Oleh : Amir Santoso
Ketika instruksi Presiden agar pegawai KPK yang tidak lulus test wawasan kebangsaan, diabaikan oleh instansi penyelenggara test, sedangkan Presiden hingga saat ini diam saja atas pembangkangan tersebut, maka timbul dua perkiraan.
Pertama, Presiden tidak memiliki daya untuk memaksa bawahannya mematuhi perintahnya. Kedua, pemecatan tersebut boleh jadi memang direstui. Proses pelemahan KPK itu sebagian kecil saja berkaitan dengan sistem politik. Pelemahan itu lebih disebabkan oleh masalah mentalitas buruk atau bobrok dari sebagian elite politik dan pemerintahan kita serta dari sebagian kalangan pengusaha besar.
Mentalitas buruk itu terdiri dari dua jenis, yaitu mentalitas maling dan sikap suka menerabas seperti yang pernah ditulis oleh Muhtar Lubis dan Koentjaraningrat beberapa tahun yang lalu.
Mengamati maraknya kasus korupsi di kalangan pejabat, bisa jadi bahwa sejak saat seseorang bercita-cita menjadi pejabat, mungkin motivasi utama mereka ingin menggarong duit negara.
Boleh jadi sebagian besar pejabat itu tidak punya keinginan untuk mengabdikan dirinya bagi kepentingan rakyat dan untuk melayani rakyat. Memang ada sebagian kecil pejabat yang benar-benar bekerja untuk rakyat. Tapi sebagian besar tidak demikian.
Sebagian dari mereka merasa kurang lengkap bahkan dinilai bodoh jika tidak bersedia menerima sogok. Lain dari itu pejabat seperti itu merasa tidak puas jika tidak menaikkan harga beli barang-barang keperluan kantor.
Mungkin mereka tidak punya pikiran samasekali terhadap pertanggungjawaban di hari akhirat kelak. Mereka lupa dan merasa tidak melakukan dosa apapun.
Mentalitas maling dan suka menerobos tersebut melahirkan konspirasi antara pejabat dengan pengusaha tertentu yang ingin bisnisnya lancar. Caranya adalah dengan memberi sogok atau suap kepada pejabat yang berwenang.
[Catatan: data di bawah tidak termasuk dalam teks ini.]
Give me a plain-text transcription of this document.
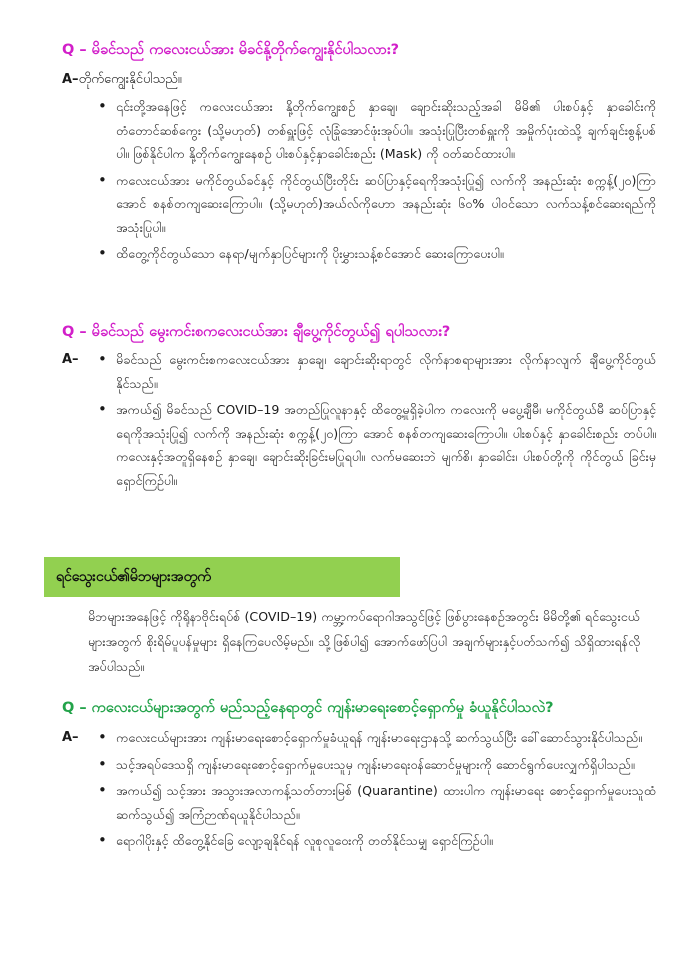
Q – မိခင်သည် ကလေးငယ်အား မိခင်နို့တိုက်ကျွေးနိုင်ပါသလား?
A–တိုက်ကျွေးနိုင်ပါသည်။
• ၎င်းတို့အနေဖြင့် ကလေးငယ်အား နို့တိုက်ကျွေးစဉ် နှာချေ၊ ချောင်းဆိုးသည့်အခါ မိမိ၏ ပါးစပ်နှင့် နှာခေါင်းကို တံတောင်ဆစ်ကွေး (သို့မဟုတ်) တစ်ရှူးဖြင့် လုံခြုံအောင်ဖုံးအုပ်ပါ။ အသုံးပြုပြီးတစ်ရှူးကို အမှိုက်ပုံးထဲသို့ ချက်ချင်းစွန့်ပစ်ပါ။ ဖြစ်နိုင်ပါက နို့တိုက်ကျွေးနေစဉ် ပါးစပ်နှင့်နှာခေါင်းစည်း (Mask) ကို ဝတ်ဆင်ထားပါ။
• ကလေးငယ်အား မကိုင်တွယ်ခင်နှင့် ကိုင်တွယ်ပြီးတိုင်း ဆပ်ပြာနှင့်ရေကိုအသုံးပြု၍ လက်ကို အနည်းဆုံး စက္ကန့်(၂၀)ကြာအောင် စနစ်တကျဆေးကြောပါ။ (သို့မဟုတ်)အယ်လ်ကိုဟော အနည်းဆုံး ၆၀% ပါဝင်သော လက်သန့်စင်ဆေးရည်ကို အသုံးပြုပါ။
• ထိတွေ့ကိုင်တွယ်သော နေရာ/မျက်နှာပြင်များကို ပိုးမွှားသန့်စင်အောင် ဆေးကြောပေးပါ။
Q – မိခင်သည် မွေးကင်းစကလေးငယ်အား ချီပွေ့ကိုင်တွယ်၍ ရပါသလား?
A–	• မိခင်သည် မွေးကင်းစကလေးငယ်အား နှာချေ၊ ချောင်းဆိုးရာတွင် လိုက်နာစရာများအား လိုက်နာလျက် ချီပွေ့ကိုင်တွယ်နိုင်သည်။
• အကယ်၍ မိခင်သည် COVID–19 အတည်ပြုလူနာနှင့် ထိတွေ့မှုရှိခဲ့ပါက ကလေးကို မပွေ့ချီမီ၊ မကိုင်တွယ်မီ ဆပ်ပြာနှင့် ရေကိုအသုံးပြု၍ လက်ကို အနည်းဆုံး စက္ကန့်(၂၀)ကြာ အောင် စနစ်တကျဆေးကြောပါ။ ပါးစပ်နှင့် နှာခေါင်းစည်း တပ်ပါ။ ကလေးနှင့်အတူရှိနေစဉ် နှာချေ၊ ချောင်းဆိုးခြင်းမပြုရပါ။ လက်မဆေးဘဲ မျက်စိ၊ နှာခေါင်း၊ ပါးစပ်တို့ကို ကိုင်တွယ် ခြင်းမှ ရှောင်ကြဉ်ပါ။
ရင်သွေးငယ်၏မိဘများအတွက်
မိဘများအနေဖြင့် ကိုရိုနာဗိုင်းရပ်စ် (COVID–19) ကမ္ဘာ့ကပ်ရောဂါအသွင်ဖြင့် ဖြစ်ပွားနေစဉ်အတွင်း မိမိတို့၏ ရင်သွေးငယ်များအတွက် စိုးရိမ်ပူပန်မှုများ ရှိနေကြပေလိမ့်မည်။ သို့ဖြစ်ပါ၍ အောက်ဖော်ပြပါ အချက်များနှင့်ပတ်သက်၍ သိရှိထားရန်လိုအပ်ပါသည်။
Q – ကလေးငယ်များအတွက် မည်သည့်နေရာတွင် ကျန်းမာရေးစောင့်ရှောက်မှု ခံယူနိုင်ပါသလဲ?
A–	• ကလေးငယ်များအား ကျန်းမာရေးစောင့်ရှောက်မှုခံယူရန် ကျန်းမာရေးဌာနသို့ ဆက်သွယ်ပြီး ခေါ်ဆောင်သွားနိုင်ပါသည်။
• သင့်အရပ်ဒေသရှိ ကျန်းမာရေးစောင့်ရှောက်မှုပေးသူမှ ကျန်းမာရေးဝန်ဆောင်မှုများကို ဆောင်ရွက်ပေးလျှက်ရှိပါသည်။
• အကယ်၍ သင့်အား အသွားအလာကန့်သတ်တားမြစ် (Quarantine) ထားပါက ကျန်းမာရေး စောင့်ရှောက်မှုပေးသူထံ ဆက်သွယ်၍ အကြံဉာဏ်ရယူနိုင်ပါသည်။
• ရောဂါပိုးနှင့် ထိတွေ့နိုင်ခြေ လျော့ချနိုင်ရန် လူစုလူဝေးကို တတ်နိုင်သမျှ ရှောင်ကြဉ်ပါ။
Itulah yang disebut sebagai mentalitas menerabas. Maksudnya hampir semua pengusaha dan kita-kita ini ingin mendapat hasil dengan cepat dan tidak sabar mematuhi aturan. Jika aturan bisa dimainkan agar tujuan bisa segera dicapai kenapa aturan itu tidak diterobos saja? Salah satu cara untuk menerabas aturan adalah dengan menyogok atau menyuap pejabat yang berwenang. Jadi, ketika pengusaha hitam itu bertemu dengan pejabat bobrok, maka ketemulah ruas dengan buku.
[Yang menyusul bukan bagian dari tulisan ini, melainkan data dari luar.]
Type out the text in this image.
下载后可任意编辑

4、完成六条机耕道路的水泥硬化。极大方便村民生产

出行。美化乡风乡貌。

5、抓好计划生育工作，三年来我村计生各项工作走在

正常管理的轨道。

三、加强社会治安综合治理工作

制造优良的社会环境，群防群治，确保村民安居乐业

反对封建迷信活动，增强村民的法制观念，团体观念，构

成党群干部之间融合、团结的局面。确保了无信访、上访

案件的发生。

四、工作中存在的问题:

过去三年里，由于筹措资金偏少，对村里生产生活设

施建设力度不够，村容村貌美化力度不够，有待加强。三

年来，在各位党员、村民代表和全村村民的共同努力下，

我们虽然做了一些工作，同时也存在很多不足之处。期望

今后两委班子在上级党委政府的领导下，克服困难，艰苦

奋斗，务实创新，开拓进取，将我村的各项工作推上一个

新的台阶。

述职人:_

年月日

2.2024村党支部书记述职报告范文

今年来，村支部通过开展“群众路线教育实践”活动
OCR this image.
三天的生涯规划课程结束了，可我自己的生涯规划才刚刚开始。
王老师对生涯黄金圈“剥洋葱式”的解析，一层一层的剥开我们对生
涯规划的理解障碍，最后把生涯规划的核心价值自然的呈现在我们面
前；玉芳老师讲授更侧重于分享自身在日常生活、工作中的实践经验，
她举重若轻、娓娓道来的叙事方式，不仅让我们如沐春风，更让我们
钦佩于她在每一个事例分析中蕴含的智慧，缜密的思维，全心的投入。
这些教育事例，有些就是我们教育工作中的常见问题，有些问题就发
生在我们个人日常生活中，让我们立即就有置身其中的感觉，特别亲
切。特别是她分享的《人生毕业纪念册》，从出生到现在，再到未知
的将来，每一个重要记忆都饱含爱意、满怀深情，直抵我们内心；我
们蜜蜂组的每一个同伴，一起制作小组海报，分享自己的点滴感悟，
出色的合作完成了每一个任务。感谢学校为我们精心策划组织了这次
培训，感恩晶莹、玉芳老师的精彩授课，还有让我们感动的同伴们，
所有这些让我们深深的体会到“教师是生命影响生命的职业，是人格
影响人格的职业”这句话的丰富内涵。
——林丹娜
Sebenarnya dulu sudah muncul harapan ketika Presiden Jokowi mencanangkan Revolusi Mental. Tadinya terpikir bahwa RM itu bermaksud mengubah secara revolusioner cara berpikir dan cara bersikap kita: dari malas menjadi rajin, dari pembohong menjadi jujur, dari amatiran menjadi profesional dan lain-lain sikap-sikap yang baik.
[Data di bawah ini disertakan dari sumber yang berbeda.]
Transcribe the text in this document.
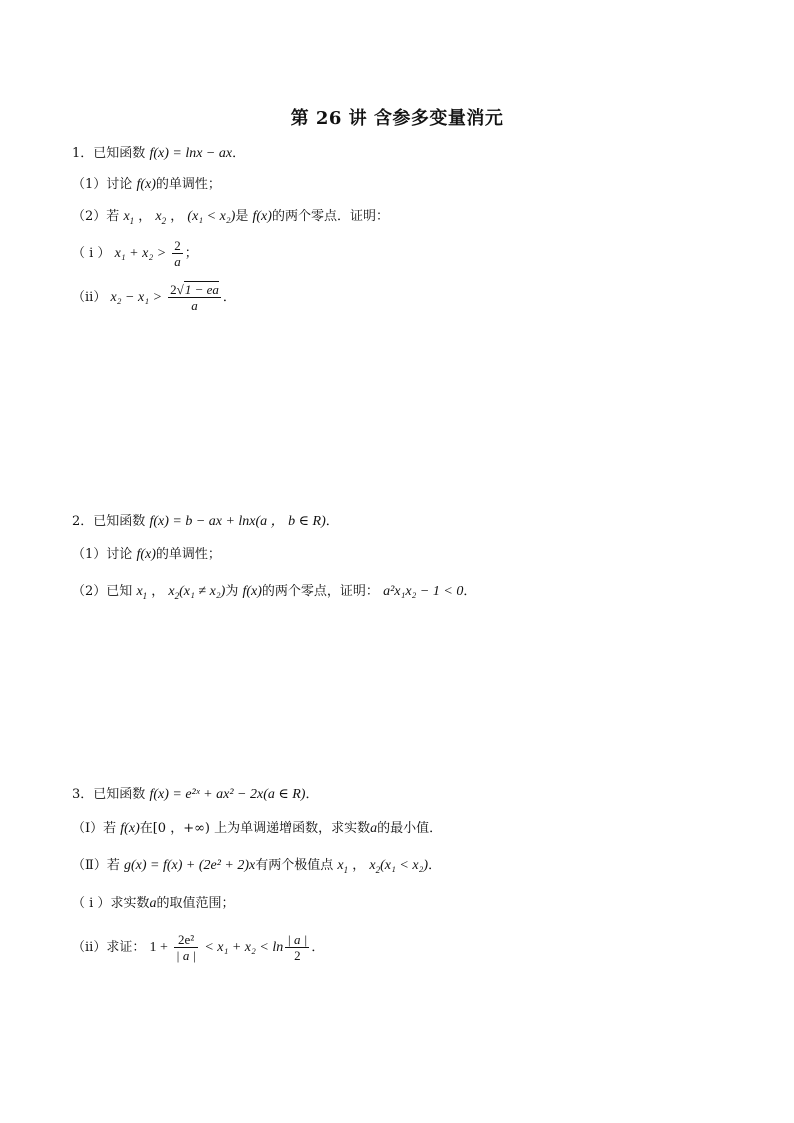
第 26 讲 含参多变量消元
1．已知函数 f(x) = lnx − ax．
（1）讨论 f(x)的单调性；
（2）若 $x_1$ ， $x_2$ ， (x₁ < x₂)是 f(x)的两个零点．证明：
（ i ） $x_1 + x_2 > \frac{2}{a}$ ；
（ii） $x_2 - x_1 > \frac{2√1 - ea}{a}$ ．
2．已知函数 f(x) = b − ax + lnx(a ， b ∈ R)．
（1）讨论 f(x)的单调性；
（2）已知 $x_1$ ， $x_2(x_1 \ne x_2)$为 f(x)的两个零点，证明： a²x₁x₂ − 1 < 0．
3．已知函数 f(x) = e²ˣ + ax² − 2x(a ∈ R)．
（Ⅰ）若 f(x)在[0 ，+∞) 上为单调递增函数，求实数a的最小值．
（Ⅱ）若 g(x) = f(x) + (2e² + 2)x有两个极值点 $x_1$ ， $x_2(x_1 < x_2)$．
（ i ）求实数a的取值范围；
（ii）求证： $1 + \frac{\text{2e²}}{| a |} < x_1 + x_2 < \ln \frac{| a |}{2}$ ．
Tapi ternyata bukan lahir mentalitas yang ideal tadi, malahan mentalitas buruk makin menjadi-jadi. Hal itu terjadi karena tidak ada kesungguhan untuk menerapkan RM tersebut sehingga terjadi pengabaian terhadap proses pengawasan dan pelonggaran sanksi hukum bagi para pejabat bobrok dan pengusaha hitam. Akibatnya terjadi ketidakadilan dan pelecehan terhadap proses hukum. Semua orang lalu merasa bebas merdeka berbuat semau mereka.
KPK seharusnya bisa menjadi benteng penerapan hukum yang tegas dan adil. Namun sayangnya sebagian punggawanya tampaknya tidak memiliki mentalitas yang dibutuhkan sebagai penegak hukum dan keadilan di bidang korupsi. Agaknya godaan duniawi bagi mereka terlampau kuat untuk dilawan sehingga benteng mereka jebol.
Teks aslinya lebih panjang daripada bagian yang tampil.